从文字看世界基于指纹的室内定位的全能变形金刚

在本文中，我们介绍了能够巧妙地操纵接收信号强度（RSS）指纹的注意力机制，以提高定位性能的全方位变换器（AaTs）。由于大多数应用于 RSS 模式的机器学习模型都不具备任何注意力机制，因此它们只能捕捉肤浅的表征。此外，与文本和视觉模态相比，RSS 模态对环境动态的敏感性与生俱来。这些不利因素抑制了它们对相应位置的微妙而独特的表征的获取，最终导致测试阶段的效果大打折扣。与此相反，AaTs 的一个主要优点是能够只关注 RSS 序列中的相关锚点，从而能够充分利用特定位置的微妙而独特的表征。这也有利于忽略嘈杂环境条件下形成的冗余线索，从而提高定位的准确性。除此以外，明确解决表征坍塌（即无信息或同质特征以及梯度消失）还能进一步激活转换块中的自我注意过程，从而从根本上轻松捕捉特定位置的微妙而独特的表征。为此，我们首先用两个子约束条件来增强我们提出的模型，即 Anchor2Vec 的协方差和方差损失。所提出的约束条件会自动与主要任务相结合，从而实现一种新颖的多任务学习方式。在高级方面，我们通过对变压器编码器模块精心设计的一些简单调整，进一步实现了设计的终极目标。这一努力旨在通过稳定梯度流入这些区块来促进表征增强。因此，普通变压器中的表示崩溃问题可以得到解决。为了评估我们的 AaTs，我们在三个基准室内定位数据集上将这些模型与最先进的 SoTA 方法进行了比较。实验结果证实了我们的假设，并表明我们提出的模型可以提供更高更稳定的精度。

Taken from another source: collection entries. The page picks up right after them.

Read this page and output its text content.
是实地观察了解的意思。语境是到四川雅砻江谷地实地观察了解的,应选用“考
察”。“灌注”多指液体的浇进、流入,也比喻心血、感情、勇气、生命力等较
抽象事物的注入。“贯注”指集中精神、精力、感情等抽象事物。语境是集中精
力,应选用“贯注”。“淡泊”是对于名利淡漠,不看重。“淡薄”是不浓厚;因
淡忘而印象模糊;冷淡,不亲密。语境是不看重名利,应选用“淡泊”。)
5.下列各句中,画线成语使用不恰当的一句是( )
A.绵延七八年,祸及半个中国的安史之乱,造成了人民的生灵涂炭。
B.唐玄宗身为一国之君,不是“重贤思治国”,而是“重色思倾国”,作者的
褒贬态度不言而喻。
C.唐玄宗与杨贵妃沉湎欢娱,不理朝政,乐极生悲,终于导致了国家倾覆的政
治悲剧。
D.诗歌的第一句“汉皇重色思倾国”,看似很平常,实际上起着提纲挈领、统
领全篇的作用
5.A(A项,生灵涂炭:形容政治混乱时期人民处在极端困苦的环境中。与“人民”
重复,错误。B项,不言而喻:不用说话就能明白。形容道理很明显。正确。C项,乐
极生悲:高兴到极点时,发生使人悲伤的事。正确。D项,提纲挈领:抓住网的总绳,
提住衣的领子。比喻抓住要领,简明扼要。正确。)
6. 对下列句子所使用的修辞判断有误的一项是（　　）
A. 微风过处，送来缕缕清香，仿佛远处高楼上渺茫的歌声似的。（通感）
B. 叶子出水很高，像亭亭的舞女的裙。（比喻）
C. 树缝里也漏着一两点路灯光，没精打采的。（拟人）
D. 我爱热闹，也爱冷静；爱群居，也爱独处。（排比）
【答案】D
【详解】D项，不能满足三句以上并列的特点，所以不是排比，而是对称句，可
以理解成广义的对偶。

本文章由计算机程序翻译，如有差异，请以英文原文为准。

求助全文

约1分钟内获得全文求助全文

来源期刊

Pervasive and Mobile Computing COMPUTER SCIENCE, INFORMATION SYSTEMS-TELECOMMUNICATIONS

CiteScore

7.70

自引率

2.30%

发文量

审稿时长

68 days

期刊介绍： As envisioned by Mark Weiser as early as 1991, pervasive computing systems and services have truly become integral parts of our daily lives. Tremendous developments in a multitude of technologies ranging from personalized and embedded smart devices (e.g., smartphones, sensors, wearables, IoTs, etc.) to ubiquitous connectivity, via a variety of wireless mobile communications and cognitive networking infrastructures, to advanced computing techniques (including edge, fog and cloud) and user-friendly middleware services and platforms have significantly contributed to the unprecedented advances in pervasive and mobile computing. Cutting-edge applications and paradigms have evolved, such as cyber-physical systems and smart environments (e.g., smart city, smart energy, smart transportation, smart healthcare, etc.) that also involve human in the loop through social interactions and participatory and/or mobile crowd sensing, for example. The goal of pervasive computing systems is to improve human experience and quality of life, without explicit awareness of the underlying communications and computing technologies. The Pervasive and Mobile Computing Journal (PMC) is a high-impact, peer-reviewed technical journal that publishes high-quality scientific articles spanning theory and practice, and covering all aspects of pervasive and mobile computing and systems.